Faced with a growing number of new drugs, the Home Office has to resort to temporary bans, which require parliamentary approval. "We need to set up an academic centre of excellence involving chemists and toxicologists, but it's not possible to do it because there's no money," Ramsey said. He also called for more research into who was consuming the drugs and how often. Last year he appealed to the organisers of the Glastonbury festival to allow him test drugs at the event, in an attempt to find the new substances entering the market, but they refused.

The Home Office has a forensic early warning system that is supposed to track the emergence of new drugs. But there is little testing of the new substances, meaning experts do not know their impact on public health.

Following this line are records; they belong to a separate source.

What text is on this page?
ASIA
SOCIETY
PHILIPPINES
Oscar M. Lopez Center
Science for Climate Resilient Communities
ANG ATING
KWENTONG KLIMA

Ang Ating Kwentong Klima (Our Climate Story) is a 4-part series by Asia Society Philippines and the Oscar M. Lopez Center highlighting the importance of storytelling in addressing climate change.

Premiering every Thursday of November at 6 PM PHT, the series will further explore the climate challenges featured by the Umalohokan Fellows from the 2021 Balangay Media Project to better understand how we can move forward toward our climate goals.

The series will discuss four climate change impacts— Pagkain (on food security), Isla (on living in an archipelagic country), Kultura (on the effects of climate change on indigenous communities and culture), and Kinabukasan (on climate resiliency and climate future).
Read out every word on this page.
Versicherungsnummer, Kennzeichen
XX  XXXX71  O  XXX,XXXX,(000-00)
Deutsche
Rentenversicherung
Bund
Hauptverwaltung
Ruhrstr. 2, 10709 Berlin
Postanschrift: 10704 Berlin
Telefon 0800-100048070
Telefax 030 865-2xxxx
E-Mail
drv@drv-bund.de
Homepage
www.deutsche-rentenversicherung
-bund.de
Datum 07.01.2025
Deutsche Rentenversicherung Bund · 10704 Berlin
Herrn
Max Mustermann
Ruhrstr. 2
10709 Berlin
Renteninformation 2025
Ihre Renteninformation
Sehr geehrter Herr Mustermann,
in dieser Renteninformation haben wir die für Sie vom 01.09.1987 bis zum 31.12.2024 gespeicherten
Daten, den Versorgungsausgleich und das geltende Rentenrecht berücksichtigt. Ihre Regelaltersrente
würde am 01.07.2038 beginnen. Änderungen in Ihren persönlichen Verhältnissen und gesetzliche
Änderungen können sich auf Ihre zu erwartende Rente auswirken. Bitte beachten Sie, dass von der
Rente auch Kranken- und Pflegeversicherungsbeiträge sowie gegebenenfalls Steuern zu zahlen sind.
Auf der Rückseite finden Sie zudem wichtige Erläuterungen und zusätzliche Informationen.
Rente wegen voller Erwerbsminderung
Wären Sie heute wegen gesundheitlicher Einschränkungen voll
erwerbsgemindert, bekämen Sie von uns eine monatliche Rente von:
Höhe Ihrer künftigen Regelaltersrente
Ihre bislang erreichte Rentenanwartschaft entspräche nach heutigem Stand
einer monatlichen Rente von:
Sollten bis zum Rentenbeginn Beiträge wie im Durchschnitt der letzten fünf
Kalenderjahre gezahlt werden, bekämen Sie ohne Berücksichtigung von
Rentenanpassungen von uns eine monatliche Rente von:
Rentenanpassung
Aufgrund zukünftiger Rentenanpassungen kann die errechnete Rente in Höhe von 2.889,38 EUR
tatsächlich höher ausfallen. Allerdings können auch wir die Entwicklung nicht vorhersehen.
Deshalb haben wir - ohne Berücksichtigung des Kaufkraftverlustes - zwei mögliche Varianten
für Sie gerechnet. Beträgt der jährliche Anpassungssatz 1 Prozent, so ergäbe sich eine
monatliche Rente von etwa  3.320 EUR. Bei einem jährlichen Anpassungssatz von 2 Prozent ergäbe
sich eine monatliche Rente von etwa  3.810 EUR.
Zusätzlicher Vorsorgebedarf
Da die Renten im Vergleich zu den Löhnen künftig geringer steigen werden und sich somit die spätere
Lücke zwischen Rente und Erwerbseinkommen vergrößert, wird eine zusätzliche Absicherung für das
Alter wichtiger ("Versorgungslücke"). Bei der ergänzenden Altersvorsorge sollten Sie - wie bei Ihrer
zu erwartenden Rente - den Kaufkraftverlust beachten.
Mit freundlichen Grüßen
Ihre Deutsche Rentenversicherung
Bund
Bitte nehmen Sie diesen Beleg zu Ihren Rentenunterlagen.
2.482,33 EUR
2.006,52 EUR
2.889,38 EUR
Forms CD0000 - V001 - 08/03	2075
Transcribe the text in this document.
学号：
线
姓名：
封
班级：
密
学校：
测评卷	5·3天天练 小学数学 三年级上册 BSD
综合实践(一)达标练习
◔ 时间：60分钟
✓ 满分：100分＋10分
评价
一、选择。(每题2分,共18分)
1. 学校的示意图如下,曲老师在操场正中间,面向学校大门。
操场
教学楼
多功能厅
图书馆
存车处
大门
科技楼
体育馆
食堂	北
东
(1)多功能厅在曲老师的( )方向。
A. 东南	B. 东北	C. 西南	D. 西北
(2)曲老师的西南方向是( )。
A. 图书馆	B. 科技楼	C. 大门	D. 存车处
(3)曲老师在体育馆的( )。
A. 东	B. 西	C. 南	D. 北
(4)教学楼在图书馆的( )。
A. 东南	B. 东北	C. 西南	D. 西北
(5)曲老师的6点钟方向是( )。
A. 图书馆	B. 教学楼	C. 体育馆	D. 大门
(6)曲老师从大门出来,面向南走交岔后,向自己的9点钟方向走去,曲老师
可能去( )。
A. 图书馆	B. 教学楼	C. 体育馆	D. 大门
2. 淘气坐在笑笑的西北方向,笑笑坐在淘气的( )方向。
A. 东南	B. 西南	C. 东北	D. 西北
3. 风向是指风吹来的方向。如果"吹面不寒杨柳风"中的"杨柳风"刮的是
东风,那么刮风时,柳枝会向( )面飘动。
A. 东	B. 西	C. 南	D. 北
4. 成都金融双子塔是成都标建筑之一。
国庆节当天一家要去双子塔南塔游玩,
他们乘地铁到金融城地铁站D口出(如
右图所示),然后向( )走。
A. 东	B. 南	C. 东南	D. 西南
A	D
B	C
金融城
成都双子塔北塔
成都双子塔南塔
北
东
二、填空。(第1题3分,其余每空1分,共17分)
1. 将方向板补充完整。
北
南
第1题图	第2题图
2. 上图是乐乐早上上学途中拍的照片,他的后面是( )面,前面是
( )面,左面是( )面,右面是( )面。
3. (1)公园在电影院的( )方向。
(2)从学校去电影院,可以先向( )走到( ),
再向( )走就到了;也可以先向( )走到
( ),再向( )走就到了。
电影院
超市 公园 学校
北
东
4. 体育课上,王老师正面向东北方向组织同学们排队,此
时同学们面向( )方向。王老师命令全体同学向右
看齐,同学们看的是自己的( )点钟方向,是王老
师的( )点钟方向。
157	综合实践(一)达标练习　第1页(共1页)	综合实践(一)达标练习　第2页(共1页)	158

Ramsey pointed to the problems that hit Scotland in 2010 when more than 20 people were hospitalised on one occasion after taking a drug, Ivory Wave, that claimed to be the "strongest party powder there is". Users suffered nausea, anxiety and hallucinations after buying the drugs, which had been labelled as bath salts to bypass food and drug legislation.

In New Zealand, 5m pills of the now banned stimulant BZP were being sold each year by 2007.

A recent survey of English police forces found nearly half were expecting to reduce their drug detection work: 44% said they expect to reduce their scientific testing, while 45% said they were cutting the amount of test purchasing of suspect substances.

Roger Howard, chief executive of the UK Drug Policy Commission, the independent body that analyses drug laws, said: "Tough spending decisions mean many police forces are reducing the amount of money they spend on forensic testing. If we think that temporary bans will somehow solve the problem we will be deluding ourselves. We should be looking to use powers like trading standards regulations, which could encourage retailers to work with the authorities to reduce the damage that drug use can cause."